Gore Schiff also commended MTV executives for "what they're doing for the country."

Participants in the event noted the power of youth-voter organizing. The turnout among 18- to 24-year-olds peaked in 1992-the year MTV started Choose or Lose and persuaded candidate Bill Clinton to appear on the network.

MTV's John Norris also noted that George W. Bush has been extended the same invitation-a judgment call the partisan crowd booed.

Candidates and delegates were also confronted by reporting teams from Nickelodeon and HBO Family, the latter standing on chairs to properly position their cameras.

Local cable viewers had the advantage of watching the global coverage offered by the networks or tuning to local- origination outlets or California Channel for gavel-to-gavel coverage, plus localized coverage spearheaded by Adelphia Communications Corp.

Adelphia, Time Warner Cable, Charter Communications Inc. and AT & T Broadband created a temporary interconnect to pipe the localized coverage throughout Greater Los Angeles, as well as to California Channel's audience.

On-air host Rosendahl mined his personal relationships-built from years of producing a weekly local show on politics-to attract state politicos to filmed panel discussions and to grab decision-makers at the convention.

Interviewees included state assemblymen Roderick Wright and Herb Wesson, county supervisors Yvonne Burke and Zev Yaroslovsky and Sen. Diane Feinstein (D-Calif.).

Rosendahl and Perry Parks, vice president, public and governmental affairs of the former MediaOne Group Inc. Los Angeles cluster (now AT & T Broadband), took turns hosting the local DNC coverage.

The venture also gave airtime to dissonant voices. Local cable viewers saw Pat Buchanan declare the Reform Party meeting in Long Beach, Calif., as "the last red-meat convention in America," along with speeches by Shadow Convention attendees the Rev. Jesse Jackson and Arianna Huffington. Electronic media generally ignored the latter meeting.

Cable also lent hardware help.
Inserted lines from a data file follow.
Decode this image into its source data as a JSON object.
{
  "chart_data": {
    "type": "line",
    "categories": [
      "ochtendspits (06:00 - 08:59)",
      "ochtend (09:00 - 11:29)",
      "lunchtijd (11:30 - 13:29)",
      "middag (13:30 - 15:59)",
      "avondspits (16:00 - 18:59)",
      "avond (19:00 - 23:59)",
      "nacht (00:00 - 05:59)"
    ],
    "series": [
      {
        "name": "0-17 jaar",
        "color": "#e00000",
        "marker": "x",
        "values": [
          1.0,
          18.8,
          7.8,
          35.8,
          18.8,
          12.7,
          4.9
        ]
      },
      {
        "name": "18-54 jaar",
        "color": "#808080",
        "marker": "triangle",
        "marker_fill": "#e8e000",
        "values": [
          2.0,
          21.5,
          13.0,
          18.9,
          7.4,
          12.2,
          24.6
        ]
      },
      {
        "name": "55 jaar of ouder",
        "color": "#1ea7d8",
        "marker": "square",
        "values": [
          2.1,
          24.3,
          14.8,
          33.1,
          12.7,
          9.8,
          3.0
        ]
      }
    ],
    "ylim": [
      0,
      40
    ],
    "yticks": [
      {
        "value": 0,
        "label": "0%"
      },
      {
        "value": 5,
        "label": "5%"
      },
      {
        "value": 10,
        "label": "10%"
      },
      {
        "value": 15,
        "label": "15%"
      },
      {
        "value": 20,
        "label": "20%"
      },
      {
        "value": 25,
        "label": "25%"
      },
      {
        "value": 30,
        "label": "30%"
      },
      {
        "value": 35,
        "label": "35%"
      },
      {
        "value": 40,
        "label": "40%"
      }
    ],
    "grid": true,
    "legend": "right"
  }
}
AT & T Broadband provided end-to-end connectivity to the Democratic News service, which used the operator's fiber optics and satellite transponder for live carriage.

The party produced original programming, including interviews with delegates and congressional leaders, which were then beamed to their hometowns. Hillary Rodham Clinton and Rep. Richard Gephardt (D-Mo.) both took advantage of the uplink, the company said, to send campaign messages home.

The Democrats also fed minority-targeted programming to Black Entertainment Television via AT & T Broadband's transponder. And AT & T Broadband provided its digital production truck which helped to produce and uplink news 12 hours per day during the convention.

Cable wasn't the only industry using the Democratic forum for self-promotion. AT & T Corp. was the target of a full-page ad in the Los Angeles Times' special convention section. The Screen Actors Guild lambasted AT & T in the ad, reminding all delegates that its members are still on strike for better residuals from cable commercial work.

The ad-headlined, "AT & T: The Wrong Choice"-noted that AT & T is one of the largest corporate sponsors of the DNC, yet has refused to date to sign a contract with SAG and the American Federation of Television and Radio Artists.

Actors make only $11 per day for unlimited use of a spot on as many cable systems as possible, according to the union. Despite the glamorous image of actors (reinforced, no doubt, by the round of glitzy convention parties), 80 percent of SAG members make less than $5,000 per year, according to the union.